I guess that’s why I look at balance as more of a long term thing than short term. Some days it may seem like you can get nothing done because of your kids needing you or some other priority. However, on other days you can spend time with friends, make time for your spouse, whatever. Just because one day didn’t have a balanced split between your priorities doesn’t mean you failed. You may still not get everything done you want, you may only be able to juggle a certain number of priorities successfully at a given time, but I do think that having a sense of what our priorities are in this season of life will help us achieve a certain level of balance.

So don’t worry if your day didn’t include every priority you have.
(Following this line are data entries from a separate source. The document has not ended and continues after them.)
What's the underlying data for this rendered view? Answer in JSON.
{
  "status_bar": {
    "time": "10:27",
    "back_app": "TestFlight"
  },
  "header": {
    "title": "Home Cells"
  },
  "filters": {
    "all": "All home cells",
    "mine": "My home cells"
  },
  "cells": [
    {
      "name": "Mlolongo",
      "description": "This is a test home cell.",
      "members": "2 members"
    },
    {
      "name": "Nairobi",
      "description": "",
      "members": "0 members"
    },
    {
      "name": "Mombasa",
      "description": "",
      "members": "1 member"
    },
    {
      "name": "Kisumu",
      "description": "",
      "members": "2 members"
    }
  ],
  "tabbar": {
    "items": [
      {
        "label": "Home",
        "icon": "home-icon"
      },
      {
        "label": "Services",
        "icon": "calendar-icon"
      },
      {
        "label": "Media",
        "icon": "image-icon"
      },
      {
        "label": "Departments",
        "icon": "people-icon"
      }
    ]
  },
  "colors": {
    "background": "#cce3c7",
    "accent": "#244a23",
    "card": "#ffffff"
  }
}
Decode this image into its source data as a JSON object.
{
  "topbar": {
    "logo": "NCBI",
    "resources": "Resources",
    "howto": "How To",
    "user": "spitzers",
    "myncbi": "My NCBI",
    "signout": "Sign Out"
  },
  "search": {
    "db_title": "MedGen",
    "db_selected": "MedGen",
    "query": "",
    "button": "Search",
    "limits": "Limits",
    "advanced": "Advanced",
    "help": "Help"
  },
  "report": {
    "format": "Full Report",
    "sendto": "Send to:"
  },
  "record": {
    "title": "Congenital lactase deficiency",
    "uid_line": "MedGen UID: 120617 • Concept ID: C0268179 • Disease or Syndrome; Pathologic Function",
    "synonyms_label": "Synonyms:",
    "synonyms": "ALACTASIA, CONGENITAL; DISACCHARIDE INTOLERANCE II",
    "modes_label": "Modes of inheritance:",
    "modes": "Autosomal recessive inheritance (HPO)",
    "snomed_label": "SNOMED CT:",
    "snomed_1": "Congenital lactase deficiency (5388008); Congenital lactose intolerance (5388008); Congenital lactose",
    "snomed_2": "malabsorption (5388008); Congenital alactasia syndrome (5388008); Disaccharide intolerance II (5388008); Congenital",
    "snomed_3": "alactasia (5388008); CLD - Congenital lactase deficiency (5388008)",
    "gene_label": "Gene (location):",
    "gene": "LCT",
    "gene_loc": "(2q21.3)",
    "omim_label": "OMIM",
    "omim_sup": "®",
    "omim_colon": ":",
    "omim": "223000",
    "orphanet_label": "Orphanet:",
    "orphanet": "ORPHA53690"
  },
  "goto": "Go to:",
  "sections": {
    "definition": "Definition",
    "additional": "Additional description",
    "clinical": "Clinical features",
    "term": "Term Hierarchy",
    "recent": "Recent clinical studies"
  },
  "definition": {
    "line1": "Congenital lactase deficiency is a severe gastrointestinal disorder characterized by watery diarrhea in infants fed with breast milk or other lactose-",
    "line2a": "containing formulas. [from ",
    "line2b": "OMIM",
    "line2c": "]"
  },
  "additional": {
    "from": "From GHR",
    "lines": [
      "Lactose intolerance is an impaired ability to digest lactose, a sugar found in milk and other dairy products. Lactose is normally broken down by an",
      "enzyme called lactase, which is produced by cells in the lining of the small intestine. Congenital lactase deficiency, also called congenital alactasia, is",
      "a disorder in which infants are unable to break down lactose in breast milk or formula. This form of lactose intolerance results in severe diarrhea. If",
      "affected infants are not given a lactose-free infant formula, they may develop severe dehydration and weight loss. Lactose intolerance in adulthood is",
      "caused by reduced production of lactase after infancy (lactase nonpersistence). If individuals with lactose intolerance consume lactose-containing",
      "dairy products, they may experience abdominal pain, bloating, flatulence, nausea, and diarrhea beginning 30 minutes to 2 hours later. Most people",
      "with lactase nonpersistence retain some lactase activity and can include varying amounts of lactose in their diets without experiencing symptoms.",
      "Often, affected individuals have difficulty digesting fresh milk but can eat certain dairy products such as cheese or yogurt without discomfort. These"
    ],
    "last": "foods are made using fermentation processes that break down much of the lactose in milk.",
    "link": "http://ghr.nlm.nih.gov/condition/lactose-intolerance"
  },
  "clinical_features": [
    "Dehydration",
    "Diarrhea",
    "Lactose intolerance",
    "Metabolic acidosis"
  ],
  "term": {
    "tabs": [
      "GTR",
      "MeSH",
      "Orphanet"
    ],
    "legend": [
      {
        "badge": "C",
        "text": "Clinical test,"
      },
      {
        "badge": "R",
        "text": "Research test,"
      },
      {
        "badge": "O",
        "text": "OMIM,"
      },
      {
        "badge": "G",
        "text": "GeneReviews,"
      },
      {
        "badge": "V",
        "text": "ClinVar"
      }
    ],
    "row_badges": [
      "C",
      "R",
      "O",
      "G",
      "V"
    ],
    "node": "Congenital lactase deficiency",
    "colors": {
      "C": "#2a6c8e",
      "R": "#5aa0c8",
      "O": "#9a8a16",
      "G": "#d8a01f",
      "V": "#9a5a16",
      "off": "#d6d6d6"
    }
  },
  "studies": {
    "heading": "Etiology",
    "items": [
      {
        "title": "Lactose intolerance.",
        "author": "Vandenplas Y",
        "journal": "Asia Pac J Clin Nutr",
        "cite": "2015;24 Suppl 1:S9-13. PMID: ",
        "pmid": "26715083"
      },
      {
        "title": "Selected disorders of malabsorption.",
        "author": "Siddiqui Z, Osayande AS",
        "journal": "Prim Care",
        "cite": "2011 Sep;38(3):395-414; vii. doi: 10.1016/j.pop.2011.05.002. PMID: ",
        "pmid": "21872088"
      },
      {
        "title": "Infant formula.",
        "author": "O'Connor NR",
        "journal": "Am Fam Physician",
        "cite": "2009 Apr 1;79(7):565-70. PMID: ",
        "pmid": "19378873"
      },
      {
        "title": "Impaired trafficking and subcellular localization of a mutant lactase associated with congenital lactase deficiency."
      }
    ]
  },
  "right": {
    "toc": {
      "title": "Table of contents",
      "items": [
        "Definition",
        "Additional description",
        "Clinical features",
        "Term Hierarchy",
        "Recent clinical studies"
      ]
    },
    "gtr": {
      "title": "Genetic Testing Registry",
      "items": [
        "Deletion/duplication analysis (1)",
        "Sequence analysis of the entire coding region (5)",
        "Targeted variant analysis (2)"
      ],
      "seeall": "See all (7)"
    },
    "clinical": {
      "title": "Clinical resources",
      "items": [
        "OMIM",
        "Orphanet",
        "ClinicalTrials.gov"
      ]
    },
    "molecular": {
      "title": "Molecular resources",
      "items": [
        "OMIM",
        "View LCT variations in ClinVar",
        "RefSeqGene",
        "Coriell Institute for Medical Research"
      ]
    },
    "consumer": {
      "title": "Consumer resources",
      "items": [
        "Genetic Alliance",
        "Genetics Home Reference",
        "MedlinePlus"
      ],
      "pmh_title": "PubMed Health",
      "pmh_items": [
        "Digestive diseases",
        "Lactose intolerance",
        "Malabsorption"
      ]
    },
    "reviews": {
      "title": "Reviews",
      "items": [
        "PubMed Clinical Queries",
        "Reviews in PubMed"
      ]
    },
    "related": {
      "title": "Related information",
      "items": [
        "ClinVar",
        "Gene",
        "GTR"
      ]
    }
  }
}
Maybe you haven’t even really thought about what the top priorities are, and putting some thought and substance behind them will help. Even then each day may not accomplish all of those priorities, and I’d recommend looking at things over the period of a week or even a month depending. At that point I think you can look to see if one priority is taking up more time than it should, or if another priority is is not really seeing the light of day. If this is happening then take action, but let’s not worry about having one day that didn’t include all that we wanted to. I have yet to have a day that has, and I’m probably sure nobody has.

So that’s my thoughts and reflections on balance. I don’t think balance is perfection. I don’t think that it will all look the same for everyone. We’re all different. We have different personalities, strengths, and weaknesses. We’re all at different seasons of life with different priorities. We all have to face and wrestle with the tensions of life.

Any final thoughts on balance out there? Feel free to leave any comments, but that’s all for this little series on balance.